Les rayons et l’astrologie.

Comme Paracelse, 1493-1541, qui ‘paraphrasait déjà, sans doute, la doctrine secrète’, nous disons qu’il existe une correspondance entre le macrocosme et les différentes parties de l’organisme humain, à tel point que dans un premier aspect l’astrologie est considérée comme la science des analogies.
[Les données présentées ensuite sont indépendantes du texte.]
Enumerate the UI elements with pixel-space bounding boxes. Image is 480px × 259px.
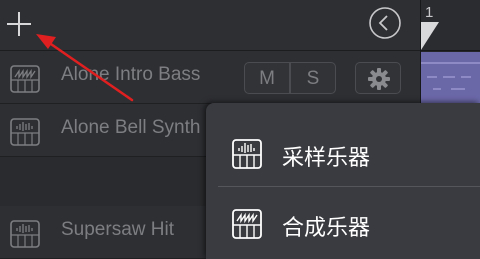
bar-number: 1: [425, 4, 434, 21]
track-list-header: [0, 0, 420, 51]
timeline-ruler[interactable]: 1: [421, 0, 480, 51]
track-settings-button[interactable]: [355, 62, 401, 94]
sampler-keyboard-icon: [10, 118, 40, 146]
plus-icon[interactable]: [4, 8, 34, 38]
mute-button[interactable]: M: [244, 62, 290, 94]
menu-item-sampler[interactable]: 采样乐器: [206, 118, 480, 188]
track-row[interactable]: Alone Intro Bass M S: [0, 51, 420, 104]
track-name: Alone Intro Bass: [61, 64, 201, 85]
gear-icon: [368, 68, 390, 90]
sampler-keyboard-icon: [232, 139, 262, 169]
sampler-keyboard-icon: [10, 220, 40, 248]
menu-item-label: 合成乐器: [282, 216, 371, 241]
synth-keyboard-icon: [10, 65, 40, 93]
midi-notes-pattern: [421, 62, 480, 90]
menu-item-label: 采样乐器: [282, 146, 371, 171]
synth-keyboard-icon: [232, 209, 262, 239]
menu-divider: [218, 186, 480, 187]
track-name: Alone Bell Synth: [61, 117, 201, 138]
track-name: Supersaw Hit: [61, 219, 174, 240]
add-track-menu: 采样乐器 合成乐器: [206, 103, 480, 259]
chevron-left-circle-icon[interactable]: [368, 6, 402, 40]
solo-button[interactable]: S: [290, 62, 336, 94]
menu-item-synth[interactable]: 合成乐器: [206, 188, 480, 258]
playhead-marker-icon[interactable]: [421, 22, 441, 50]
midi-region[interactable]: [421, 52, 480, 104]
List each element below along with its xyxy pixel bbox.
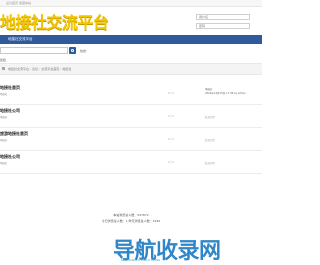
section-label: 论坛 [0,58,7,62]
login-form [196,14,250,32]
breadcrumb-text[interactable]: 地接社交流平台 › 论坛 › 交流平台首页 › 地接社 [8,67,71,71]
forum-desc: 地接社 [0,162,8,165]
forum-stats: 0 / 0 [168,161,174,164]
watermark-logo: 导航收录网 DAOHANG SHOULU WANG [113,233,221,265]
search-input[interactable] [0,47,68,54]
forum-name[interactable]: 地接社公司 [0,108,20,114]
site-logo[interactable]: 地接社交流平台 [0,9,109,35]
forum-row[interactable]: 地接社公司 地接社 0 / 0 暂无回复 [0,151,262,174]
forum-stats: 0 / 0 [168,138,174,141]
forum-name[interactable]: 地接社公司 [0,154,20,160]
breadcrumb: 地接社交流平台 › 论坛 › 交流平台首页 › 地接社 [0,63,262,75]
forum-row[interactable]: 地接社首页 地接社 0 / 0 地接社 2024年12月15日 17:36 by… [0,82,262,105]
forum-last-post-meta: 2024年12月15日 17:36 by admin [205,92,246,95]
forum-name[interactable]: 旅游地接社首页 [0,131,28,137]
watermark-subtext: DAOHANG SHOULU WANG [121,258,161,262]
forum-last-post-none: 暂无回复 [205,116,216,119]
hot-search-label: 热搜: [80,49,88,53]
site-stats: 本站浏览总人数：547672 今日浏览总人数：1 昨天浏览总人数：1930 [0,212,262,224]
nav-item-home[interactable]: 地接社交流平台 [8,37,33,42]
top-bar-links[interactable]: 设为首页 收藏本站 [6,1,31,5]
password-field[interactable] [196,23,250,29]
search-bar: 热搜: [0,46,262,56]
main-nav: 地接社交流平台 [0,35,262,44]
forum-row[interactable]: 地接社公司 地接社 0 / 0 暂无回复 [0,105,262,128]
top-bar: 设为首页 收藏本站 [0,0,262,7]
search-icon [70,48,74,52]
search-button[interactable] [69,47,76,54]
daily-visitors: 今日浏览总人数：1 昨天浏览总人数：1930 [101,219,161,223]
home-icon[interactable] [2,67,5,70]
forum-desc: 地接社 [0,116,8,119]
forum-last-post-none: 暂无回复 [205,139,216,142]
forum-row[interactable]: 旅游地接社首页 地接社 0 / 0 暂无回复 [0,128,262,151]
forum-stats: 0 / 0 [168,115,174,118]
forum-desc: 地接社 [0,93,8,96]
username-field[interactable] [196,14,250,20]
forum-name[interactable]: 地接社首页 [0,85,20,91]
forum-last-post-none: 暂无回复 [205,162,216,165]
forum-list: 地接社首页 地接社 0 / 0 地接社 2024年12月15日 17:36 by… [0,82,262,174]
forum-desc: 地接社 [0,139,8,142]
site-title: 地接社交流平台 [0,13,109,32]
forum-stats: 0 / 0 [168,92,174,95]
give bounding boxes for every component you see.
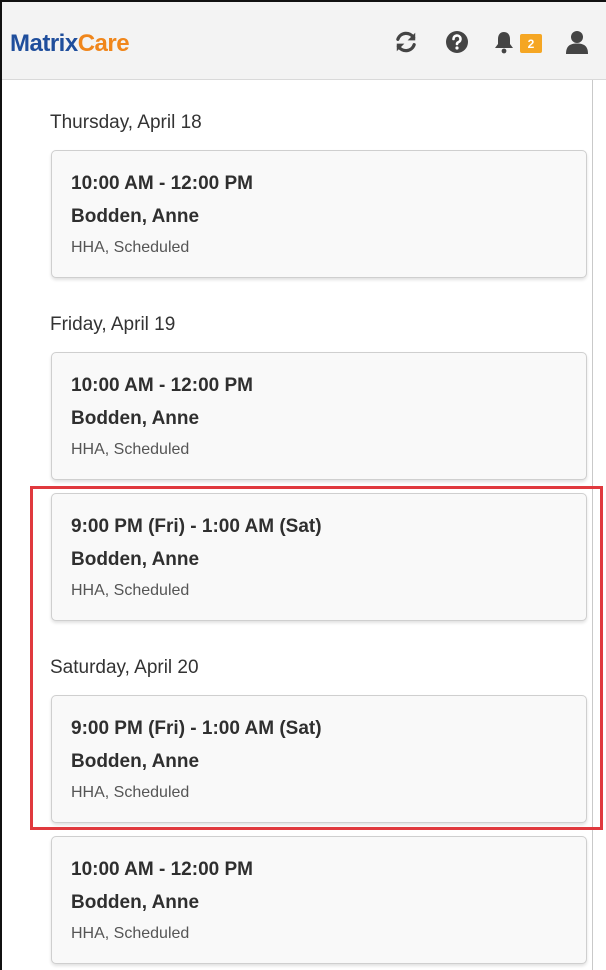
overnight-visit-highlight bbox=[30, 486, 603, 830]
notification-badge[interactable]: 2 bbox=[520, 34, 542, 53]
visit-card[interactable]: 10:00 AM - 12:00 PM Bodden, Anne HHA, Sc… bbox=[51, 352, 587, 480]
date-heading-thursday: Thursday, April 18 bbox=[50, 112, 202, 133]
logo-part-matrix: Matrix bbox=[10, 30, 78, 57]
bell-icon[interactable] bbox=[490, 28, 518, 56]
visit-status: HHA, Scheduled bbox=[71, 441, 190, 458]
user-icon[interactable] bbox=[563, 28, 591, 56]
date-heading-friday: Friday, April 19 bbox=[50, 314, 176, 335]
visit-status: HHA, Scheduled bbox=[71, 925, 190, 942]
visit-status: HHA, Scheduled bbox=[71, 239, 190, 256]
visit-time: 10:00 AM - 12:00 PM bbox=[71, 375, 253, 396]
help-icon[interactable] bbox=[443, 28, 471, 56]
visit-card[interactable]: 10:00 AM - 12:00 PM Bodden, Anne HHA, Sc… bbox=[51, 150, 587, 278]
matrixcare-logo[interactable]: MatrixCare bbox=[10, 30, 130, 58]
logo-part-care: Care bbox=[77, 30, 130, 57]
refresh-icon[interactable] bbox=[392, 28, 420, 56]
visit-time: 10:00 AM - 12:00 PM bbox=[71, 859, 253, 880]
visit-client-name: Bodden, Anne bbox=[71, 408, 200, 429]
app-header: MatrixCare 2 bbox=[2, 2, 606, 80]
visit-client-name: Bodden, Anne bbox=[71, 892, 200, 913]
visit-client-name: Bodden, Anne bbox=[71, 206, 200, 227]
visit-time: 10:00 AM - 12:00 PM bbox=[71, 173, 253, 194]
visit-card[interactable]: 10:00 AM - 12:00 PM Bodden, Anne HHA, Sc… bbox=[51, 836, 587, 964]
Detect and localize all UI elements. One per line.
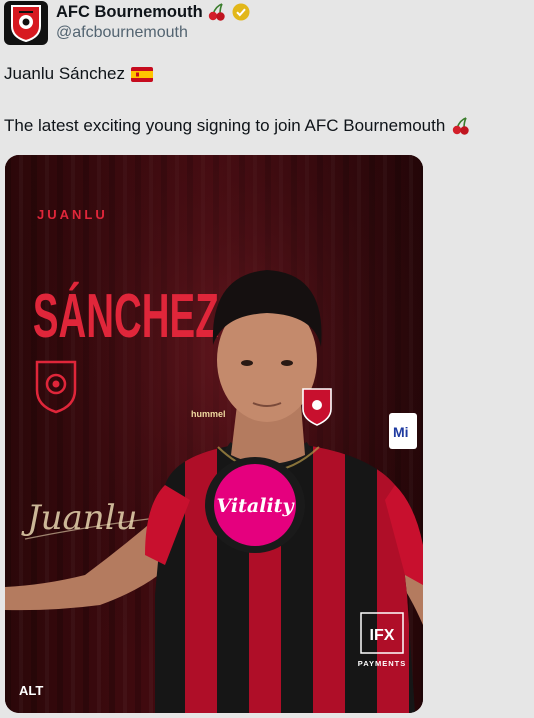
tweet-header: AFC Bournemouth @afcbournemouth [4,0,530,50]
tweet-media-image[interactable]: JUANLU SÁNCHEZ Juanlu hummel Mi Vitality… [5,155,423,713]
svg-text:Vitality: Vitality [217,495,296,517]
profile-avatar[interactable] [4,1,48,45]
sleeve-sponsor-logo: Mi [389,413,417,449]
player-name-text: Juanlu Sánchez [4,64,125,83]
cherries-icon [208,3,225,21]
afc-bournemouth-crest-icon [11,5,41,42]
player-signature: Juanlu [21,498,137,538]
player-signing-poster: JUANLU SÁNCHEZ Juanlu hummel Mi Vitality… [5,155,423,713]
alt-text-badge[interactable]: ALT [19,683,43,698]
kit-brand-logo: hummel [191,409,226,419]
tweet-body-text: The latest exciting young signing to joi… [4,116,446,135]
tweet-text-line-2: The latest exciting young signing to joi… [4,116,471,136]
verified-gold-badge-icon[interactable] [231,2,251,22]
svg-text:IFX: IFX [370,627,395,644]
account-handle[interactable]: @afcbournemouth [56,24,188,42]
svg-text:PAYMENTS: PAYMENTS [358,659,406,668]
tweet-text-line-1: Juanlu Sánchez [4,64,153,84]
poster-last-name: SÁNCHEZ [33,281,219,351]
shirt-crest-icon [302,388,332,426]
cherries-icon [453,117,470,135]
svg-text:Mi: Mi [393,424,409,440]
shirt-sponsor-logo: Vitality [205,457,305,553]
display-name[interactable]: AFC Bournemouth [56,3,203,22]
spain-flag-icon [130,66,153,82]
poster-first-name: JUANLU [37,207,108,222]
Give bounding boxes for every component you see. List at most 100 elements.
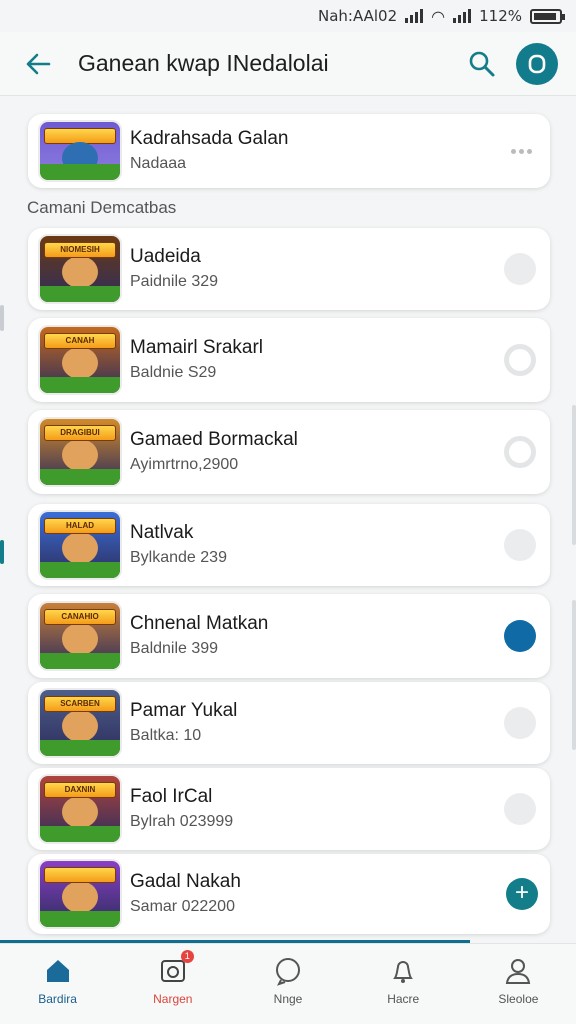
- chat-icon: [273, 956, 303, 986]
- thumbnail-ground: [40, 653, 120, 669]
- game-card[interactable]: Gadal Nakah Samar 022200 +: [28, 854, 550, 934]
- nav-item-chat[interactable]: Nnge: [230, 944, 345, 1024]
- game-thumbnail: NIOMESIH: [40, 236, 120, 302]
- section-label: Camani Demcatbas: [27, 198, 177, 217]
- thumbnail-ground: [40, 826, 120, 842]
- game-text: Faol IrCal Bylrah 023999: [130, 785, 550, 833]
- select-radio-selected[interactable]: [504, 620, 536, 652]
- thumbnail-banner: [44, 867, 116, 883]
- game-card[interactable]: HALAD Natlvak Bylkande 239: [28, 504, 550, 586]
- thumbnail-banner: NIOMESIH: [44, 242, 116, 258]
- thumbnail-character: [62, 256, 98, 288]
- thumbnail-character: [62, 347, 98, 379]
- select-radio[interactable]: [504, 793, 536, 825]
- game-thumbnail: [40, 122, 120, 180]
- battery-icon: [530, 8, 565, 24]
- game-subtitle: Paidnile 329: [130, 273, 219, 290]
- game-card[interactable]: CANAHIO Chnenal Matkan Baldnile 399: [28, 594, 550, 678]
- game-subtitle: Baltka: 10: [130, 727, 202, 744]
- scrollbar-track: [572, 600, 576, 750]
- game-card[interactable]: DRAGIBUI Gamaed Bormackal Ayimrtrno,2900: [28, 410, 550, 494]
- game-text: Natlvak Bylkande 239: [130, 521, 550, 569]
- game-thumbnail: DRAGIBUI: [40, 419, 120, 485]
- game-thumbnail: DAXNIN: [40, 776, 120, 842]
- add-game-button[interactable]: +: [506, 878, 538, 910]
- game-list-area: Kadrahsada Galan Nadaaa Camani Demcatbas…: [0, 100, 576, 942]
- thumbnail-banner: CANAH: [44, 333, 116, 349]
- thumbnail-character: [62, 881, 98, 913]
- game-text: Uadeida Paidnile 329: [130, 245, 550, 293]
- game-subtitle: Ayimrtrno,2900: [130, 456, 239, 473]
- nav-label-profile: Sleoloe: [498, 992, 539, 1006]
- game-title: Natlvak: [130, 522, 194, 543]
- select-radio[interactable]: [504, 436, 536, 468]
- select-radio[interactable]: [504, 253, 536, 285]
- nav-item-profile[interactable]: Sleoloe: [461, 944, 576, 1024]
- game-card[interactable]: DAXNIN Faol IrCal Bylrah 023999: [28, 768, 550, 850]
- edge-handle-left-active: [0, 540, 4, 564]
- game-subtitle: Samar 022200: [130, 898, 235, 915]
- select-radio[interactable]: [504, 344, 536, 376]
- thumbnail-banner: DAXNIN: [44, 782, 116, 798]
- thumbnail-ground: [40, 562, 120, 578]
- game-title: Gadal Nakah: [130, 871, 241, 892]
- battery-percent: 112%: [479, 7, 522, 25]
- thumbnail-banner: HALAD: [44, 518, 116, 534]
- thumbnail-character: [62, 623, 98, 655]
- signal-icon: [405, 9, 424, 23]
- nav-item-notifications[interactable]: Hacre: [346, 944, 461, 1024]
- game-card[interactable]: CANAH Mamairl Srakarl Baldnie S29: [28, 318, 550, 402]
- game-text: Pamar Yukal Baltka: 10: [130, 699, 550, 747]
- more-options-button[interactable]: [506, 141, 536, 161]
- thumbnail-ground: [40, 286, 120, 302]
- thumbnail-ground: [40, 164, 120, 180]
- game-text: Mamairl Srakarl Baldnie S29: [130, 336, 550, 384]
- game-thumbnail: CANAHIO: [40, 603, 120, 669]
- nav-label-home: Bardira: [38, 992, 77, 1006]
- featured-game-card[interactable]: Kadrahsada Galan Nadaaa: [28, 114, 550, 188]
- nav-label-chat: Nnge: [273, 992, 303, 1006]
- game-card[interactable]: SCARBEN Pamar Yukal Baltka: 10: [28, 682, 550, 764]
- back-button[interactable]: [18, 44, 58, 84]
- game-text: Chnenal Matkan Baldnile 399: [130, 612, 550, 660]
- thumbnail-banner: DRAGIBUI: [44, 425, 116, 441]
- thumbnail-ground: [40, 377, 120, 393]
- wifi-icon: ◠: [431, 6, 446, 26]
- thumbnail-character: [62, 710, 98, 742]
- select-radio[interactable]: [504, 707, 536, 739]
- game-title: Mamairl Srakarl: [130, 337, 264, 358]
- nav-item-store[interactable]: 1 Nargen: [115, 944, 230, 1024]
- featured-subtitle: Nadaaa: [130, 155, 187, 172]
- user-icon: [503, 956, 533, 986]
- app-header: Ganean kwap INedalolai: [0, 32, 576, 96]
- back-arrow-icon: [26, 53, 51, 74]
- thumbnail-character: [62, 796, 98, 828]
- profile-icon: [528, 54, 546, 73]
- scrollbar[interactable]: [572, 405, 576, 545]
- notification-badge: 1: [180, 950, 194, 963]
- home-icon: [43, 956, 73, 986]
- thumbnail-character: [62, 532, 98, 564]
- status-text: Nah:AAl02: [317, 7, 398, 25]
- thumbnail-banner: CANAHIO: [44, 609, 116, 625]
- page-title: Ganean kwap INedalolai: [78, 50, 329, 76]
- game-thumbnail: [40, 861, 120, 927]
- game-subtitle: Bylrah 023999: [130, 813, 234, 830]
- bell-icon: [388, 956, 418, 986]
- search-icon: [469, 51, 495, 76]
- game-thumbnail: HALAD: [40, 512, 120, 578]
- profile-button[interactable]: [516, 42, 558, 85]
- thumbnail-character: [62, 439, 98, 471]
- game-text: Gamaed Bormackal Ayimrtrno,2900: [130, 428, 550, 476]
- game-title: Uadeida: [130, 246, 201, 267]
- game-title: Pamar Yukal: [130, 700, 238, 721]
- select-radio[interactable]: [504, 529, 536, 561]
- game-thumbnail: SCARBEN: [40, 690, 120, 756]
- nav-item-home[interactable]: Bardira: [0, 944, 115, 1024]
- store-icon: 1: [158, 950, 194, 986]
- bottom-nav: Bardira 1 Nargen Nnge Hacre Sleoloe: [0, 943, 576, 1024]
- game-card[interactable]: NIOMESIH Uadeida Paidnile 329: [28, 228, 550, 310]
- signal-icon-2: [453, 9, 472, 23]
- featured-title: Kadrahsada Galan: [130, 128, 289, 149]
- search-button[interactable]: [460, 42, 504, 86]
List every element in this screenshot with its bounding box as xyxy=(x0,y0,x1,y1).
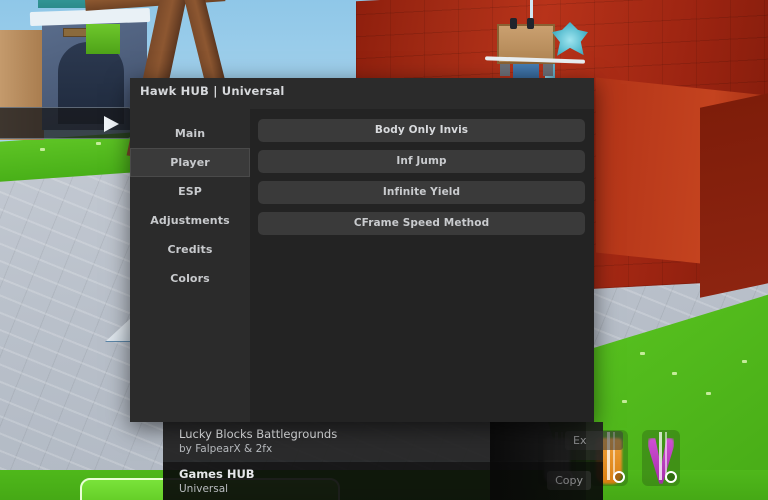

Aussi loin que l’on peut remonter actuellement dans la genèse du microcosme, le Père de nos univers est représenté par les sept étoiles de la Grande Ourse et, avec les sept étoiles des Pléiades qui sont la Mère, ils émanent sept soleils dont Sirius qui est le soleil central de notre système. Autour de Sirius tournent sept systèmes solaires dont le nôtre est le dernier – le plus extérieur, si bien que dans un contexte analogique, notre soleil peut être considéré comme le centre du coeur de notre système solaire ou comme le centre de la base du système sirien. Notre système solaire développe à son tour trois planètes ‘mères’, qui incarnent les trois aspects majeurs traditionnels (premier aspect Uranus, deuxième aspect Neptune et troisième aspect Saturne) et sept planètes, qui sont les corps de manifestation des sept rayons et que nous appelons généralement Vulcain (la plus proche du Soleil non encore découverte), Mercure, Vénus, Terre, Mars, Jupiter et Saturne. Saturne joue en quelque sorte un double jeu, puisqu’elle est, en tant que troisième principe, la planète qui développe les sept autres et dans laquelle ces dernières se résorbent à la fin du cycle. Chaque planète développe à son tour sept règnes, etc…

Chaque planète est donc, pour le système solaire, un centre de force comme nous avons nous mêmes des centres de forces, et il existe une analogie directe entre ces centres de forces du système et les nôtres. Cette analogie pourrait être décrite de la manière suivante: quand nous essayons de déterminer la nature du rayon de notre âme, nous essayons en fait de déterminer de quel centre de force du système solaire nous sommes issus, en tant que cellule du corps planétaire considéré, mais comme chaque planète, considérée comme schéma planétaire, a sept cycles de manifestation (c’est à dire sept corps planétaires que nous avons appelés précédemment globes), qui sont également en relation directement analogique avec les sept schémas du système, nous essayons de déterminer en même temps à quel globe nous appartenons.
Ce sont des données sur nous-mêmes qu’on ne trouve pas très souvent dans les enseignements exotériques, puisque cette connaissance du soi concerne le domaine des hautes initiations (8 et 9°) au cours desquelles chaque étudiant est amené à choisir son propre sentier parmi les sept qui se présentent à lui. Cela signifie qu’il n’existe encore aucun livre à ma connaissance qui décrive minutieusement la structure de rayons des corps planétaires que nous connaissons.
On trouve néanmoins sur ces sujets dans certains livres (AAB par exemple) quelques renseignements disséminés de telle sorte qu’ils peuvent éveiller l’intuition chez les ‘chercheurs studieux’, et, comme les enseignements et les degrés initiatiques sont largement remodelés depuis un demi siècle, on peut maintenant rencontrer des personnes qui connaissent leur structure de rayons alors qu’elles ne sont pas encore pour autant intéressées par les processus de l’ascension, le n°6 des initiations dans le langage utilisé ici.